Mineral Processing by Short Circuits in Protoplanetary Disks

TL;DR

This paper proposes that magnetic reconnection in turbulent protoplanetary disks can rapidly heat dust grains, potentially explaining the formation of high-temperature minerals like chondrules and CAIs observed in meteorites.

Contribution

It extends previous work by including radiative cooling effects and three-dimensional global models to demonstrate the feasibility of short-circuit instability as a heating mechanism in disks.

Findings

Temperatures above 1600 K can be achieved in current sheets under favorable conditions.

The mechanism aligns with observed chondrule and mineral formation constraints.

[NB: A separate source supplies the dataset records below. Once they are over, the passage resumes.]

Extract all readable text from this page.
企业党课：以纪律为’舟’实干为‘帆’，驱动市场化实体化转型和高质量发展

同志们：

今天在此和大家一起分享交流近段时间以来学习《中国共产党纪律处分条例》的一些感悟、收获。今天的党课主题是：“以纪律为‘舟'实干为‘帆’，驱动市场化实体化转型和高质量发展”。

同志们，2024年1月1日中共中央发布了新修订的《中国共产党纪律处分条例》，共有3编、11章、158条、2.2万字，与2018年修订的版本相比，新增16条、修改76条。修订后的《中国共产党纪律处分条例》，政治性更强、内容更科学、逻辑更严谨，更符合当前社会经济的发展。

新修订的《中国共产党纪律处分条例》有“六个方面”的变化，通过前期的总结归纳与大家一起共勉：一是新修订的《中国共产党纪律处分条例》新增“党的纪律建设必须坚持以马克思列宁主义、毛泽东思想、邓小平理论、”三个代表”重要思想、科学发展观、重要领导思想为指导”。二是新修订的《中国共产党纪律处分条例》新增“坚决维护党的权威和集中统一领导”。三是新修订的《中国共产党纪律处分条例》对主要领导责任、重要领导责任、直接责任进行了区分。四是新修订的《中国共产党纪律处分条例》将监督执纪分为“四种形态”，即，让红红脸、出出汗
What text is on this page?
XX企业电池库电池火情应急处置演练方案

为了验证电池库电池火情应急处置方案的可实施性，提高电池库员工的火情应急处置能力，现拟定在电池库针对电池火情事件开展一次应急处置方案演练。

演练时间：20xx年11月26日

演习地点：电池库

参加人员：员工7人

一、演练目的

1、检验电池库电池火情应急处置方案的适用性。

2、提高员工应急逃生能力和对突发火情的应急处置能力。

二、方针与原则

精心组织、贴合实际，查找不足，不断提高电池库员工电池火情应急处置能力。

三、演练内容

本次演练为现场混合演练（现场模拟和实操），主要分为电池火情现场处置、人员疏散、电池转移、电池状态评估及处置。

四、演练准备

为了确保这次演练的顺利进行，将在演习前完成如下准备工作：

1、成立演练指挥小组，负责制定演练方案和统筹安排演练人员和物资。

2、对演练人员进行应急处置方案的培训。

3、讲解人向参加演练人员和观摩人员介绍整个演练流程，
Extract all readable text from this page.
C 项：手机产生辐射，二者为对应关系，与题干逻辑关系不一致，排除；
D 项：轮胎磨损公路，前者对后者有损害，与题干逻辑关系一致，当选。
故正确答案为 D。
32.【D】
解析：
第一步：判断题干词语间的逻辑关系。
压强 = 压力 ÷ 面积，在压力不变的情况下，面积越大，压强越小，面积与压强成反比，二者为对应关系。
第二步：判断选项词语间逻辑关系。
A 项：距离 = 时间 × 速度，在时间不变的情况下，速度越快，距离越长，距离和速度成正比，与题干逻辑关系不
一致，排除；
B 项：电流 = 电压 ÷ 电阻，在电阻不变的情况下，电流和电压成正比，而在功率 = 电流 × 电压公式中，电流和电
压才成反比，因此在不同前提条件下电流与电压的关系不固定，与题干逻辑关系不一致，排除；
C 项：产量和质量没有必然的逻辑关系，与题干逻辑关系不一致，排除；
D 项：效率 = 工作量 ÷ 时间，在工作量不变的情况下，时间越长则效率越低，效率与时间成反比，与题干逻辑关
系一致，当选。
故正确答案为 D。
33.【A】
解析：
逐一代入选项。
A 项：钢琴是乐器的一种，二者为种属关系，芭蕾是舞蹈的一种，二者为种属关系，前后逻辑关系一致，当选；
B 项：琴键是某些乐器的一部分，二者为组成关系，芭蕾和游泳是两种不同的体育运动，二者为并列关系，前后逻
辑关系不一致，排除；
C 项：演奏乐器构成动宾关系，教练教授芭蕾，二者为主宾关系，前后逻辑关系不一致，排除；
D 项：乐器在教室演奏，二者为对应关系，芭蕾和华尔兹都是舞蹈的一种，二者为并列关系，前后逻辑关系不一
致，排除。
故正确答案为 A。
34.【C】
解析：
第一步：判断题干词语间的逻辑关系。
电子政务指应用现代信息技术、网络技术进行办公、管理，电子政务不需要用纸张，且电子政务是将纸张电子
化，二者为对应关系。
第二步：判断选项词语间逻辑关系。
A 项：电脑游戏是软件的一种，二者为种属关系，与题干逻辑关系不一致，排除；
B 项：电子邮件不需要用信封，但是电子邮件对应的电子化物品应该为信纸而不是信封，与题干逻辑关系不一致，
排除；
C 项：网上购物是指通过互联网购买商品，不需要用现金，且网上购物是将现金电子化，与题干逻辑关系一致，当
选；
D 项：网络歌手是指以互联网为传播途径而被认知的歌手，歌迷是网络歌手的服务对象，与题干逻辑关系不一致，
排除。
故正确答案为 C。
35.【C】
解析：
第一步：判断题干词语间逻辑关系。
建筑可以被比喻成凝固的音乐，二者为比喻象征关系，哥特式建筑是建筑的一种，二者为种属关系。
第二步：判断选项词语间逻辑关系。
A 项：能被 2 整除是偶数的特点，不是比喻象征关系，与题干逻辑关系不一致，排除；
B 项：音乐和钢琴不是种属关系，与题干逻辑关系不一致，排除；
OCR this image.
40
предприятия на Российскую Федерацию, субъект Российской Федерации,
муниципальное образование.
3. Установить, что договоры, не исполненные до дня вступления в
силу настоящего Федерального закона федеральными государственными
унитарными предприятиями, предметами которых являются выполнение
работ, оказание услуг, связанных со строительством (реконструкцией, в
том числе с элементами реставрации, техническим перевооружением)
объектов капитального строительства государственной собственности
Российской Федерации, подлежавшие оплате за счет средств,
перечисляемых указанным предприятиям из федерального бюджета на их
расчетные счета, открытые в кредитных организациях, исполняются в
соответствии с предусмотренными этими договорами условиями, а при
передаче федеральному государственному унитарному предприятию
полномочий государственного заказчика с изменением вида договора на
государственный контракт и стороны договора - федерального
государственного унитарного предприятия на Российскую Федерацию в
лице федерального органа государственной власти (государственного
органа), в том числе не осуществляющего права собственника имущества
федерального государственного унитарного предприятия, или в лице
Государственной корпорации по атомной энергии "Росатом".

Short-circuit instability may also produce crystalline silicates and CAIs.

Abstract

Meteoritic chondrules were formed in the early solar system by brief heating of silicate dust to melting temperatures. Some highly refractory grains (Type B calcium-aluminum-rich inclusions, CAIs) also show signs of transient heating. A similar process may occur in other protoplanetary disks, as evidenced by observations of spectra characteristic of crystalline silicates. One possible environment for this process is the turbulent magnetohydrodynamic flow thought to drive accretion in these disks. Such flows generally form thin current sheets, which are sites of magnetic reconnection, and dissipate the magnetic fields amplified by a disk dynamo. We suggest that it is possible to heat precursor grains for chondrules and other high-temperature minerals in current sheets that have been concentrated by our recently described short-circuit instability. We extend our work on this process by including the effects of radiative cooling, taking into account the temperature dependence of the opacity; and by examining current sheet geometry in three-dimensional, global models of magnetorotational instability. We find that temperatures above 1600 K can be reached for favorable parameters that match the ideal global models. This mechanism could provide an efficient means of tapping the gravitational potential energy of the protoplanetary disk to heat grains strongly enough to form high-temperature minerals. The volume-filling nature of turbulent magnetic reconnection is compatible with constraints from chondrule-matrix complementarity, chondrule-chondrule complementarity, the occurrence of igneous rims, and compound chondrules. The same short-circuit mechanism may perform other high-temperature mineral processing in protoplanetary disks such as the production of crystalline silicates and CAIs.